Phillip Sherlock Centre for the Creative Arts puts on UWI productions, including those of the student dance society. The building that houses the arts center is architecturally impressive.
The Rock Tower (9 a.m.–5 p.m. Mon.–Fri.) also known as ROKTOWA by the artists, is an inner-city gallery that helps develop local talent by encouraging linkages between practical art and export markets. Creative Director Melinda Brown brought the concept from her pioneering studio in New York City's Meatpacking district to Downtown Kingston, where she continues her crusade for urban renewal through community art. ROKTOWA artists work in oil, clay, and alabaster, among other materials.
Revolution Gallery (10 a.m.–6 p.m. Mon.–Fri., 10:30 a.m.–3 p.m. Sat.) has some exceptional crafts as well as excellent work by Jamaican painter Natalie Barnes, among many more.
Island Art & Framing sells a wide variety of local and imported arts and crafts and can frame just about anything.
The National Gallery (10 a.m.–4:30 p.m. Tues.–Thurs., 10 a.m.–4 p.m. Fri., 10 a.m.–3 p.m. Sat., closed Sun. and Mon., US$1.15 adults, US$0.55 students and persons 65 and over) is the go-to place for a concise overview of Jamaican art, from Taino artifacts and colonial art dating to Spanish and English rule, to pieces charting the development of Jamaican intuitive and mainstream expressions. The works at the National Gallery reflect Jamaica's landscapes and its people, and their history, religion, spirituality, and folklore.
Sanaa Studios (10 a.m.–5 p.m. Mon.–Fri., 10 a.m.–2 p.m. Sat.) offers classes in ceramics, drawing, painting, art photography, and jewelry making. A small gallery has a steady flow of exhibits by students and others. Drop-in rates are US$20–35 for three-hour sessions.
Grosvenor Gallery has contemporary art exhibits and occasional crafts fairs that brings artists and craftspeople from around Jamaica. Call for upcoming events.

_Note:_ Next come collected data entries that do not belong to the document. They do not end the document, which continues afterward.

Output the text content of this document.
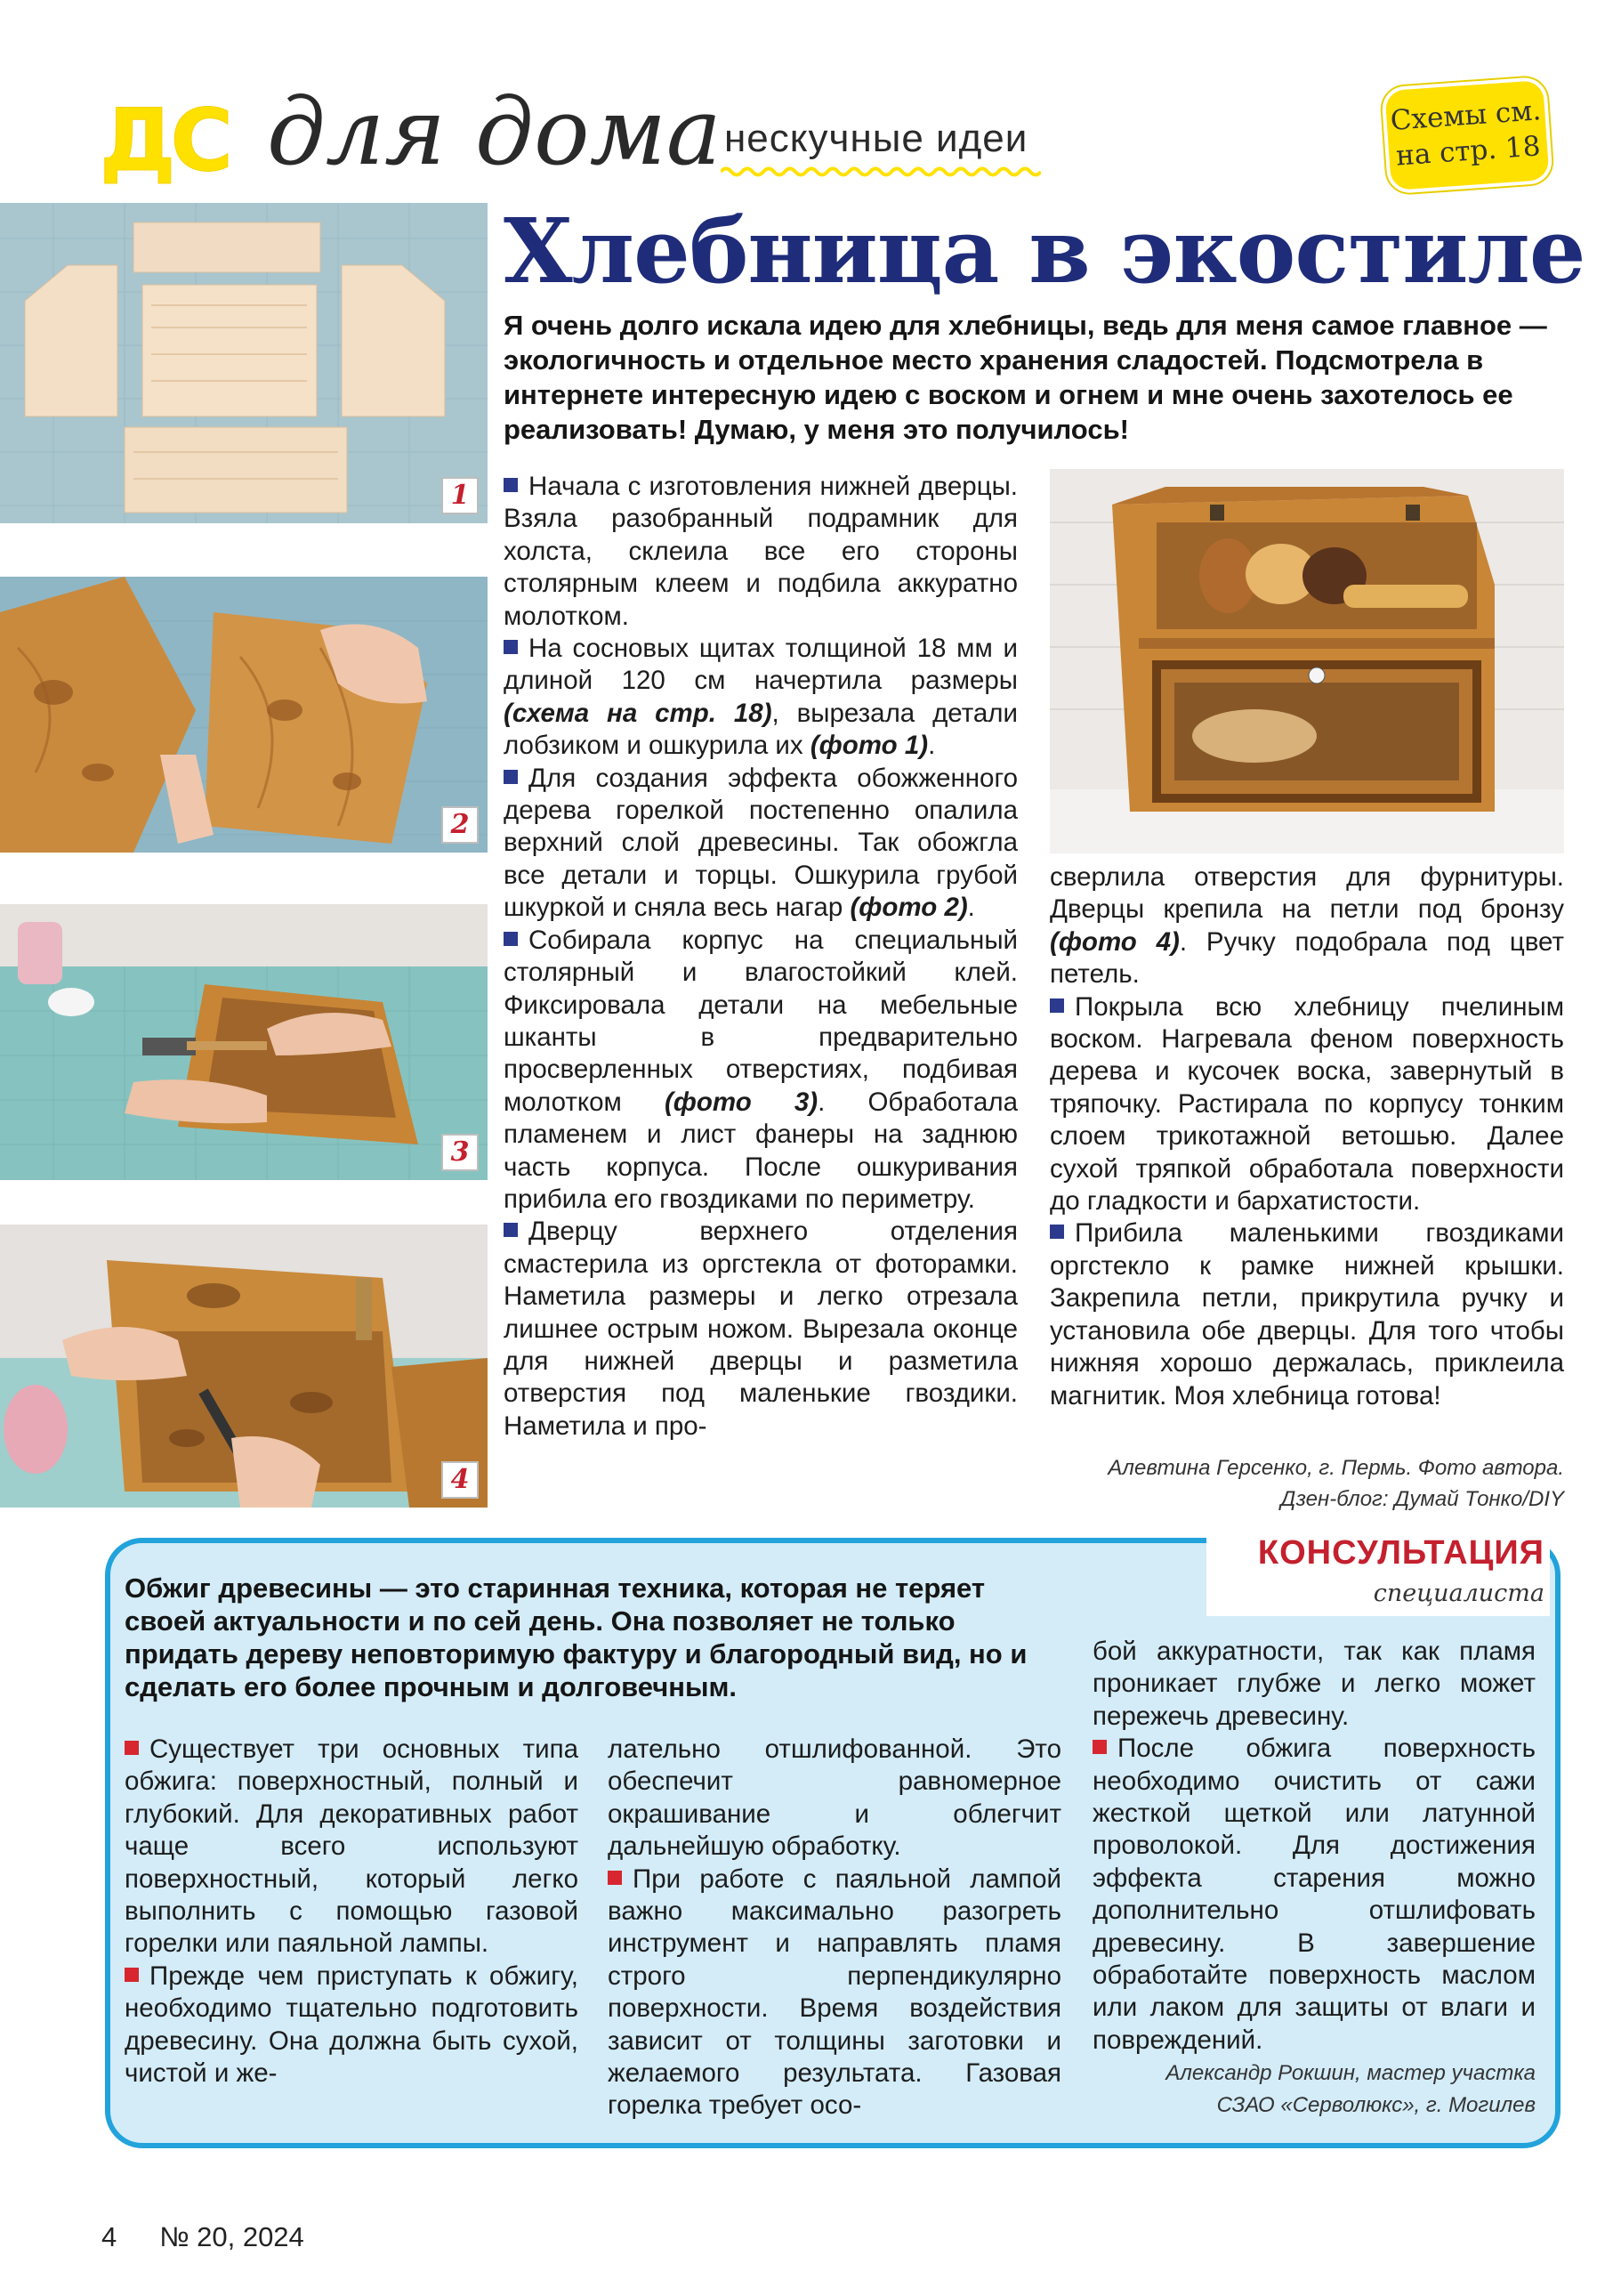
ДС для дома нескучные идеи
Схемы см. на стр. 18
Хлебница в экостиле
Я очень долго искала идею для хлебницы, ведь для меня самое главное — экологичность и отдельное место хранения сладостей. Подсмотрела в интернете интересную идею с воском и огнем и мне очень захотелось ее реализовать! Думаю, у меня это получилось!
1
2
3
4

Начала с изготовления нижней дверцы. Взяла разобранный подрамник для холста, склеила все его стороны столярным клеем и подбила аккуратно молотком.

На сосновых щитах толщиной 18 мм и длиной 120 см начертила размеры (схема на стр. 18), вырезала детали лобзиком и ошкурила их (фото 1).

Для создания эффекта обожженного дерева горелкой постепенно опалила верхний слой древесины. Так обожгла все детали и торцы. Ошкурила грубой шкуркой и сняла весь нагар (фото 2).

Собирала корпус на специальный столярный и влагостойкий клей. Фиксировала детали на мебельные шканты в предварительно просверленных отверстиях, подбивая молотком (фото 3). Обработала пламенем и лист фанеры на заднюю часть корпуса. После ошкуривания прибила его гвоздиками по периметру.

Дверцу верхнего отделения смастерила из оргстекла от фоторамки. Наметила размеры и легко отрезала лишнее острым ножом. Вырезала оконце для нижней дверцы и разметила отверстия под маленькие гвоздики. Наметила и про-

сверлила отверстия для фурнитуры. Дверцы крепила на петли под бронзу (фото 4). Ручку подобрала под цвет петель.

Покрыла всю хлебницу пчелиным воском. Нагревала феном поверхность дерева и кусочек воска, завернутый в тряпочку. Растирала по корпусу тонким слоем трикотажной ветошью. Далее сухой тряпкой обработала поверхности до гладкости и бархатистости.

Прибила маленькими гвоздиками оргстекло к рамке нижней крышки. Закрепила петли, прикрутила ручку и установила обе дверцы. Для того чтобы нижняя хорошо держалась, приклеила магнитик. Моя хлебница готова!

Алевтина Герсенко, г. Пермь. Фото автора.
Дзен-блог: Думай Тонко/DIY
КОНСУЛЬТАЦИЯ
специалиста
Обжиг древесины — это старинная техника, которая не теряет своей актуальности и по сей день. Она позволяет не только придать дереву неповторимую фактуру и благородный вид, но и сделать его более прочным и долговечным.

Существует три основных типа обжига: поверхностный, полный и глубокий. Для декоративных работ чаще всего используют поверхностный, который легко выполнить с помощью газовой горелки или паяльной лампы.

Прежде чем приступать к обжигу, необходимо тщательно подготовить древесину. Она должна быть сухой, чистой и же-

лательно отшлифованной. Это обеспечит равномерное окрашивание и облегчит дальнейшую обработку.

При работе с паяльной лампой важно максимально разогреть инструмент и направлять пламя строго перпендикулярно поверхности. Время воздействия зависит от толщины заготовки и желаемого результата. Газовая горелка требует осо-

бой аккуратности, так как пламя проникает глубже и легко может пережечь древесину.

После обжига поверхность необходимо очистить от сажи жесткой щеткой или латунной проволокой. Для достижения эффекта старения можно дополнительно отшлифовать древесину. В завершение обработайте поверхность маслом или лаком для защиты от влаги и повреждений.

Александр Рокшин, мастер участка
СЗАО «Серволюкс», г. Могилев
4 № 20, 2024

The Art Centre (9 a.m.–5 p.m. Mon.–Fri., 10 a.m.–4 p.m. Sat., free admission) is housed in a uniquely designed apartment building commissioned by A. D. Scott in the 1960s. Inside, colorful murals adorn the walls and art is displayed on the upper two levels as part of the building's permanent collection. The gallery uses the ground floor space for its transitory exhibits. Rosemarie Thwaites is the gallery director. Paintings start around US$100. On the same compound there is an art supply and framing shop.